El odio interno le corroía el alma.
Sin darse cuenta guardaba sutiles y recónditos resentimientos que devoraban lo
más profundo de sus entrañas. Estallaba con repentinos arrebatos de euforia
para sumergirse en profundas depresiones que no sabía interpretar, para caer luego
en un sopor, usualmente etílico, que lo inducía a dormir, pariendo sueños que
anotaba con obstinación, creyendo encontrar en ellos ocultos presagios de un
futuro glorioso. Estados contradictorios se alternaban de forma caprichosa,
como su mente caótica, que no era capaz de poner orden a una vida cuya trama se
había perdido en sus odios infantiles; no era consciente del odio que su
corazón albergaba hacia su padre, madre y
hermanos, a quienes en el día vanagloriaba y exaltaba, pero en la turbia
noche de su inconsciencia odiaba con fuerza inenarrable.

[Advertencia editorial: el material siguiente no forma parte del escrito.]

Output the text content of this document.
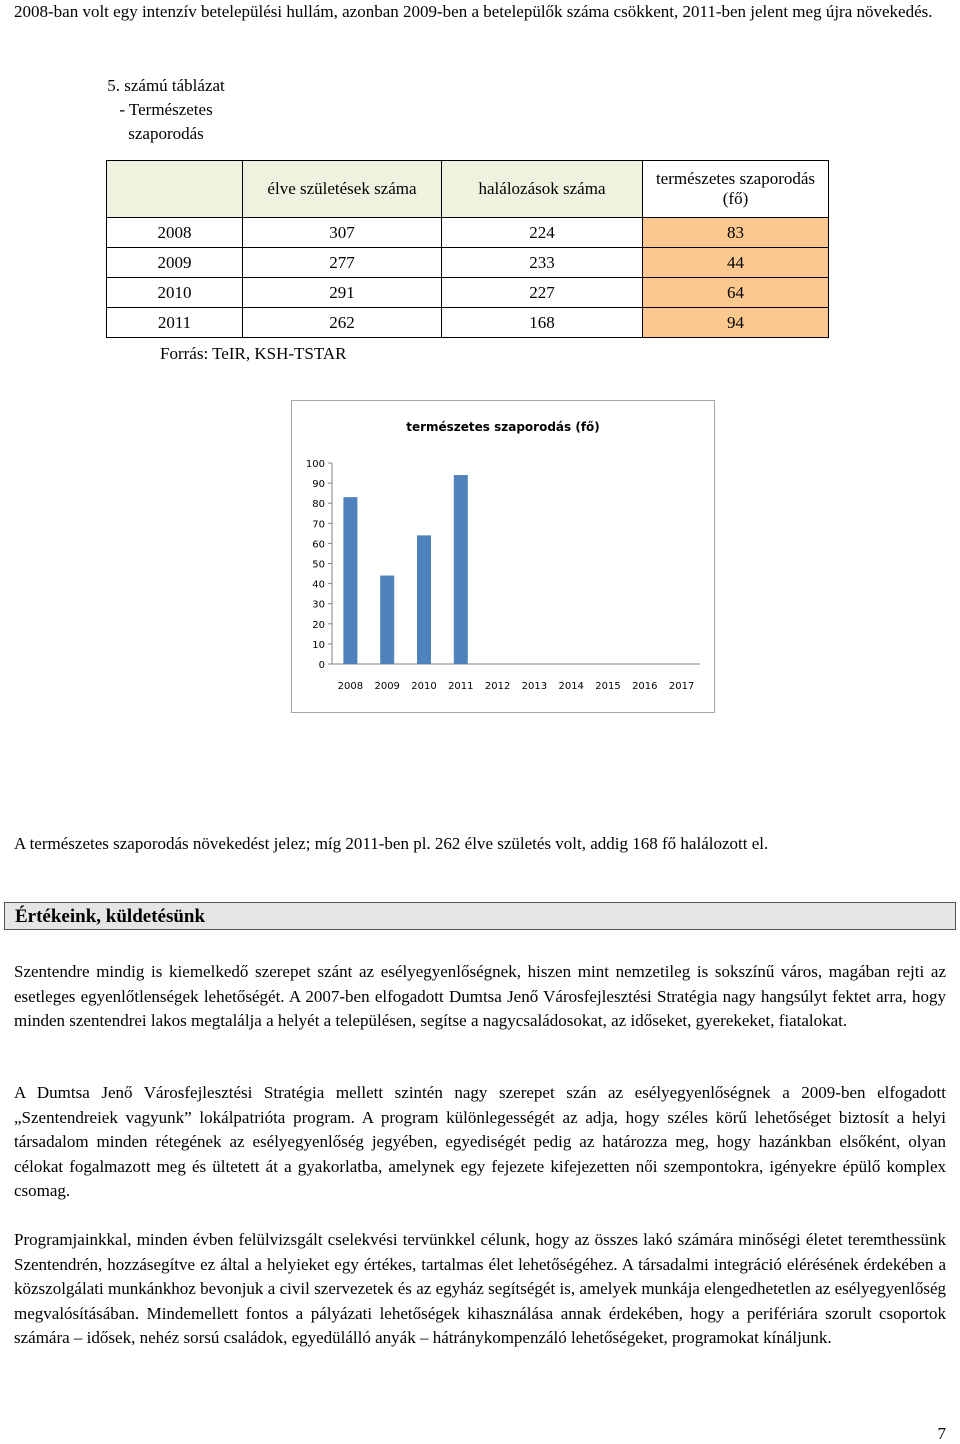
2008-ban volt egy intenzív betelepülési hullám, azonban 2009-ben a betelepülők száma csökkent, 2011-ben jelent meg újra növekedés.

5. számú táblázat - Természetes szaporodás
	élve születések száma	halálozások száma	természetes szaporodás (fő)
2008	307	224	83
2009	277	233	44
2010	291	227	64
2011	262	168	94
Forrás: TeIR, KSH-TSTAR
természetes szaporodás (fő)
0
10
20
30
40
50
60
70
80
90
100
2008 2009 2010 2011 2012 2013 2014 2015 2016 2017

A természetes szaporodás növekedést jelez; míg 2011-ben pl. 262 élve születés volt, addig 168 fő halálozott el.

Értékeink, küldetésünk

Szentendre mindig is kiemelkedő szerepet szánt az esélyegyenlőségnek, hiszen mint nemzetileg is sokszínű város, magában rejti az esetleges egyenlőtlenségek lehetőségét. A 2007-ben elfogadott Dumtsa Jenő Városfejlesztési Stratégia nagy hangsúlyt fektet arra, hogy minden szentendrei lakos megtalálja a helyét a településen, segítse a nagycsaládosokat, az időseket, gyerekeket, fiatalokat.

A Dumtsa Jenő Városfejlesztési Stratégia mellett szintén nagy szerepet szán az esélyegyenlőségnek a 2009-ben elfogadott „Szentendreiek vagyunk” lokálpatrióta program. A program különlegességét az adja, hogy széles körű lehetőséget biztosít a helyi társadalom minden rétegének az esélyegyenlőség jegyében, egyediségét pedig az határozza meg, hogy hazánkban elsőként, olyan célokat fogalmazott meg és ültetett át a gyakorlatba, amelynek egy fejezete kifejezetten női szempontokra, igényekre épülő komplex csomag.

Programjainkkal, minden évben felülvizsgált cselekvési tervünkkel célunk, hogy az összes lakó számára minőségi életet teremthessünk Szentendrén, hozzásegítve ez által a helyieket egy értékes, tartalmas élet lehetőségéhez. A társadalmi integráció elérésének érdekében a közszolgálati munkánkhoz bevonjuk a civil szervezetek és az egyház segítségét is, amelyek munkája elengedhetetlen az esélyegyenlőség megvalósításában. Mindemellett fontos a pályázati lehetőségek kihasználása annak érdekében, hogy a perifériára szorult csoportok számára – idősek, nehéz sorsú családok, egyedülálló anyák – hátránykompenzáló lehetőségeket, programokat kínáljunk.

7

El odio interno le
llevaba a dañar a quienes le rodeaban, a su familia presente y supuestamente
amada, y sin darse cuenta, era la causa de sensaciones ambivalentes en sus
seres "amados": espontáneas muestras de amor, pero la mayor parte del
tiempo, alejamiento, dolor, crueldad y recelo. Todo era normal en la vida de su
familia: se habían acostumbrado a vivir así, soportando sus vaivenes
emocionales, hasta que un buen día afloró, de lo más profundo de su mente, un
impulso irrefrenable.
Una mañana de marzo sus vecinos encontraron
tres cadáveres: dos menores atacados salvajemente con un arma blanca y una
mujer de mediana edad golpeada hasta la muerte. Y en la bañera, agonizando, estaba
él, que a punto de exhalar su último aliento, se dio cuenta de que todo había
sido por causa de un odio interno, que no fue capaz de comprender.